Wednesday, August 20, 2008

On Family

You do not choose your family. The Universe or the Great Divine or God the Father somehow coordinates a man with a woman to create life. The way it usually goes down, we end up with a mother, a father and a family. We have our father's eyes and our mother's laugh. Our grandma gives us wrinkled up, perfume scented dollar bills from her bosom. Our uncle uses the salad shooter to chop up his marijuana. We don't choose this family. This is the family we are given. We (hopefully) love them as they are given, just the way they are.

There is also family that we choose. And while blood relationships cannot be replaced, the family that you choose is almost more special. There are people who enter into our lives as strangers and remain as kin. The family we choose is not based on obligation or happenstance. The family we choose is based on friendship that runs so deep that it becomes honor and unconditional love; the stuff family is made of.

The interesting thing about the family of choice is that it can sneak up on you. Sometimes it seems that the friendships we try to cultivate and maintain are not the ones that become the most familiar. It seems as though the people who come into our lives at inopportune times or in ordinary ways become the most important. While your sorority sisters or your co-workers may share common ground with you, the people who stumble into our lives are often more authentic, more imperfect, more...like family.

I am blessed with a beautiful family of blood. While I am not close to very much of my extended family, my mother, little brother and father have always been constants. I then made perhaps the most important addition to my family of choice when I took a vow to my husband. Then the Universe, the Great Divine and God the Father brought us together and we created a most special blood family member in our daughter. My blood family was there when I got married and when I had my baby. They were there when it mattered. So was my chosen family.

I am blessed to have a cherished friend who is in every way as faithful as they come. I have met only one other person with the level of loyalty that my best friend possesses, and that is my brother. I have only met only one other person who accepts me exactly the way I am and that is my mother. My best friend can come to my house when it is a mess, help me with the things she knows are difficult for me and share silence with me without awkwardness. When my husband was recently hundreds of miles away from me and my newborn baby I never felt alone. Like my husband would always, always come to my aid and like my mother would always, always come to my aid, my best friend would do the same. And she would be even more helpful than I would think she would be.

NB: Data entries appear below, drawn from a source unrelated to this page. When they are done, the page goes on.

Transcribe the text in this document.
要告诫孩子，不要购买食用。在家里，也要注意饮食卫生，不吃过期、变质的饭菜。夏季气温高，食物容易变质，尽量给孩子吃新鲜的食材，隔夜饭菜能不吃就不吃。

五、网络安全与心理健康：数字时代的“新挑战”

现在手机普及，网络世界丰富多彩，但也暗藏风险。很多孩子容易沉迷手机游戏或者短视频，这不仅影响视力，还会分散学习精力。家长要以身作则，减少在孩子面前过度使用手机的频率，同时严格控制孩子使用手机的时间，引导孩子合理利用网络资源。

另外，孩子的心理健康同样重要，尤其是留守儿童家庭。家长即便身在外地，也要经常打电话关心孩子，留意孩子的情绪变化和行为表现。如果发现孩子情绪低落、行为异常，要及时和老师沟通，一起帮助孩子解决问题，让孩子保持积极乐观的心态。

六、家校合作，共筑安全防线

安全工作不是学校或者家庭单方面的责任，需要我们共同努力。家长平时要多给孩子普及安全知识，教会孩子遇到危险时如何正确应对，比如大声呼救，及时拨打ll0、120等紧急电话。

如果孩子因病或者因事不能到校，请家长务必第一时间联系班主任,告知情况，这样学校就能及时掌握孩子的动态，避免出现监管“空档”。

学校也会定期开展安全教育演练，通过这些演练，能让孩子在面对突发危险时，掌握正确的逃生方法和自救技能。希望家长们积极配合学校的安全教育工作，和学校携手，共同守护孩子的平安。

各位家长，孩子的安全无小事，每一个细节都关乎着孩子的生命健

I have another friend who has seemed familiar since the day we met. He was at our wedding just a few weeks after we met, and he almost superimposes himself into my memories of family reunions and Thanksgivings. He is young, gifted and black and I am always proud of him like he is my second little brother. His presence is very quiet, but always loving and he says more with the twinkle in his eye than he does when he speaks. The hour before we pulled away from our home in Cleveland, he was there to do the unglamourous job of helping Eric pack the car, take out the trash and sweep out the garage. He waved goodbye to my baby. He made sure he saw us off. He told us that we'd see him again soon.

Families survive separation. They survive trips to far off colleges, immigration to far off lands to provide better for the family and they certainly survive out of state moves. While distance or even time may be great, family is always family and family is never, ever far away. Friendships of fancy are very easily lost. Lovers taken lightly may be lost as quickly as tissues in the wind. But that family we choose, sometimes even more than the family of blood will never be lost or forgotten. These rare, special friendships survive the distance. Because after all, you do not lose family that easily.